The shear walls are built in place
Much of this wall system is easiest to build in place, especially because building on stem walls with no slab in place means there isn’t a flat space big enough to assemble a whole wall. But even if your site has a flat spot large enough to frame the walls on the ground, don’t sheathe them until they are up and braced plumb, with the hold-down hardware bolted tightly to the studs. Each of the Simpson Strong-Tie HDU4 connectors used on this project requires 10 SDS screws, and tightening the hardware after the sheathing is applied is a sure fire way to pull things out of square and plumb.

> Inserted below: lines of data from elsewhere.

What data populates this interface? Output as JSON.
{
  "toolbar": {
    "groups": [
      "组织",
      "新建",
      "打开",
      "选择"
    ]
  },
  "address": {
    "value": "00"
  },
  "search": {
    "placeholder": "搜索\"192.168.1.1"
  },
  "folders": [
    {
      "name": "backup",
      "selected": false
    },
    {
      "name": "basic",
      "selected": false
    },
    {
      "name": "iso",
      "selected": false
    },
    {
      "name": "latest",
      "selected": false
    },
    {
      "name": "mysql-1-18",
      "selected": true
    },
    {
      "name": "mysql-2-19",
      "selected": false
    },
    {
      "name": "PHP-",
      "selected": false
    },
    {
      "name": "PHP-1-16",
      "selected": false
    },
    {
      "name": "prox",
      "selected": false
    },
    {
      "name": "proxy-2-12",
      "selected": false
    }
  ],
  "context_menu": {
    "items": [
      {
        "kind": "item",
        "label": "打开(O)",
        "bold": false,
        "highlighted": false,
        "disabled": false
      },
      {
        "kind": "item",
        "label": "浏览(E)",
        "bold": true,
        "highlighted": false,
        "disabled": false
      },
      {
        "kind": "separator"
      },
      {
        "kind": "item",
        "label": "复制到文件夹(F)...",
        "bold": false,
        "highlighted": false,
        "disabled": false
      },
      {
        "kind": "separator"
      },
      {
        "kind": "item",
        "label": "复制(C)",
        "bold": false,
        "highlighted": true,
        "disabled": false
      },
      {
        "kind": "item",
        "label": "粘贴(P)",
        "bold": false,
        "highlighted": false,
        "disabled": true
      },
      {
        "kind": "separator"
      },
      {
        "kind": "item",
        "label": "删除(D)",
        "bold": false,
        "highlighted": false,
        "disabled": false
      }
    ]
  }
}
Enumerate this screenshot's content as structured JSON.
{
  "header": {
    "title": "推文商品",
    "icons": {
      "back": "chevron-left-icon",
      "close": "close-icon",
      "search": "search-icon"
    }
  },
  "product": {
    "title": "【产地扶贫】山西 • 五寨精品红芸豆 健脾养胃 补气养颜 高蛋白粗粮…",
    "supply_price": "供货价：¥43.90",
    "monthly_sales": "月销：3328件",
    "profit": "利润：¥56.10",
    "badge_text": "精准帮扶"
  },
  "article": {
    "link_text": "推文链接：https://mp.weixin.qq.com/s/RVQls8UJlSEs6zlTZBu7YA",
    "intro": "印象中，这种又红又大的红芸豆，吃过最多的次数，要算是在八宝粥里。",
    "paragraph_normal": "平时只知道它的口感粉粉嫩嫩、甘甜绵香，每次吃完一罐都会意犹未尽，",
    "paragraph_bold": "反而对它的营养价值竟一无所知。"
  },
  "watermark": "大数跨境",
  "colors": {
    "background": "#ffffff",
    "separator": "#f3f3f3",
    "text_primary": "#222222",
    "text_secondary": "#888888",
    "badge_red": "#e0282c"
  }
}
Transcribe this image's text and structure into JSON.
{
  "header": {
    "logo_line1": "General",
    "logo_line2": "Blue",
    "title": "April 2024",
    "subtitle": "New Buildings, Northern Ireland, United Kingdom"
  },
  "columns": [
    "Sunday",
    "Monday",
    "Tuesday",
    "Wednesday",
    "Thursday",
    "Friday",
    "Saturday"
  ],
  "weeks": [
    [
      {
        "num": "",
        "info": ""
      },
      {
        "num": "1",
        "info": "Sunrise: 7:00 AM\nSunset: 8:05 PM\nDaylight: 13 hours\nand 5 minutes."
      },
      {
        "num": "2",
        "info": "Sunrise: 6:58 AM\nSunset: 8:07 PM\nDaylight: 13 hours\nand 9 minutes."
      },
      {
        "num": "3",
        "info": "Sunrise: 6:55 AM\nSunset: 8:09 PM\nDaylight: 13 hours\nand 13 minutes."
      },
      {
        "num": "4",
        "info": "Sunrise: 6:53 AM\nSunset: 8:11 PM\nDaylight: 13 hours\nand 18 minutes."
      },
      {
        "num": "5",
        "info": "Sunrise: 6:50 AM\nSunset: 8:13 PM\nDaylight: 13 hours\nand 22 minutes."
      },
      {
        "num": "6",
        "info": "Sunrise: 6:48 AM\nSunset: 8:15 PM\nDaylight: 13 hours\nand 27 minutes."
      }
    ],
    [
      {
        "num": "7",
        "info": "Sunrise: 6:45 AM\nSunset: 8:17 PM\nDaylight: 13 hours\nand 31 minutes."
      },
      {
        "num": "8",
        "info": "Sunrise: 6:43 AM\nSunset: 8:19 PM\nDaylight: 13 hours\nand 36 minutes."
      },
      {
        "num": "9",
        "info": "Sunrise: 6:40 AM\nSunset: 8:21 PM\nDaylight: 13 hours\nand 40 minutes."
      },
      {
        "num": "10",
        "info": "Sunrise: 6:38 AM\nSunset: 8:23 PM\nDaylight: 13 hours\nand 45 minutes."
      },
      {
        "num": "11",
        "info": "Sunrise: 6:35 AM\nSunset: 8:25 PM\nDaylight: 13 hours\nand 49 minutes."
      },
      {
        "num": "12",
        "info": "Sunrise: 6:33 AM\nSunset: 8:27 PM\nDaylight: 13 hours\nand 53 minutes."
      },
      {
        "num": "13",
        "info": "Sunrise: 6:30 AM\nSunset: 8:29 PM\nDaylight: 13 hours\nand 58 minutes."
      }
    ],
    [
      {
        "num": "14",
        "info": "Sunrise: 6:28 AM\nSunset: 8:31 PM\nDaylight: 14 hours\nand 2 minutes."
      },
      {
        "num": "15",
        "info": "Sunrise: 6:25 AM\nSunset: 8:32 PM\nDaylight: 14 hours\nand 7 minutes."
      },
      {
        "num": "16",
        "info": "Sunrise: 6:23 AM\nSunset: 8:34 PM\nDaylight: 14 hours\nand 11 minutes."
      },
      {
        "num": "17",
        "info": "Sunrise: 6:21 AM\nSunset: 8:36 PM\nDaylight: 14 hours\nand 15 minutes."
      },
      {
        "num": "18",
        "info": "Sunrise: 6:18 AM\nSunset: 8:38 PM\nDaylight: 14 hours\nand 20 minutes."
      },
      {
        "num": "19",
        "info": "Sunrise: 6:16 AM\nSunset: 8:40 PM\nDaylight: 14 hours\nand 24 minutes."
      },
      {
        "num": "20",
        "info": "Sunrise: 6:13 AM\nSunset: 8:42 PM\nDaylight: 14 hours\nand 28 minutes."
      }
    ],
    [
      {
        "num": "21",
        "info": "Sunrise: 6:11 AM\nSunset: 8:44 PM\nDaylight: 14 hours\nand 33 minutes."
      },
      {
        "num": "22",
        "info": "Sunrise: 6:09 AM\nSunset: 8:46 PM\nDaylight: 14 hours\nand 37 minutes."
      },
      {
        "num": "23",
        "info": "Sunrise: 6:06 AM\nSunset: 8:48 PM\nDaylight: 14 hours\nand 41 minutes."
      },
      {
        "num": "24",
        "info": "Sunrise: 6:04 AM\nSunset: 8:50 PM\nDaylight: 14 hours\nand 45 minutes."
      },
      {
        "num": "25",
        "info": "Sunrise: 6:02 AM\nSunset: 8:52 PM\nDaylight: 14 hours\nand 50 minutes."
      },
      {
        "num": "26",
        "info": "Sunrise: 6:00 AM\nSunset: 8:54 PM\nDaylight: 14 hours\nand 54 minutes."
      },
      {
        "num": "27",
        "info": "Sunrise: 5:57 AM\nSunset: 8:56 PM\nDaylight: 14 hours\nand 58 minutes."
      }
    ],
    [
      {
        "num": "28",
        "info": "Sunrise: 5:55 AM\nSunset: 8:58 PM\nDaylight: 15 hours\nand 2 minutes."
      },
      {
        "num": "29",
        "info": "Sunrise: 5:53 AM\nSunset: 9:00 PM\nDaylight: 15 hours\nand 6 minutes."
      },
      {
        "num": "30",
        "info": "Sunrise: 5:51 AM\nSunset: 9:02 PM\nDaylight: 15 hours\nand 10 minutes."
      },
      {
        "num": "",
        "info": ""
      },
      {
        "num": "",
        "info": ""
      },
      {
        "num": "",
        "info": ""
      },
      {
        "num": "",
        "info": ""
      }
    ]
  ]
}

Save time and improve strength with a continuous header
The header above a garage door is a critical structural element, especially in the project shown here: a freestanding 1-1 /2-story two car garage with dormers and living space above. I relied on TrusJoist to engineer the flooring system for this detached garage, and as part of that service, the company also specified the use of double LVL headers over each garage-door opening. Because I was able to satisfy the shear wall requirements for this project without using the center divider between garage door openings, I chose to span both openings with one built-up LVL header. This decision freed me to frame a non-shear and non-load bearing center wall.
Once assembled, this shear-wall-reinforced garage frame should be strong enough to withstand any wind that comes along, and even an occasional earthquake. But it probably will get its ultimate test when my clients’ teenager is learning to put the car back in the garage.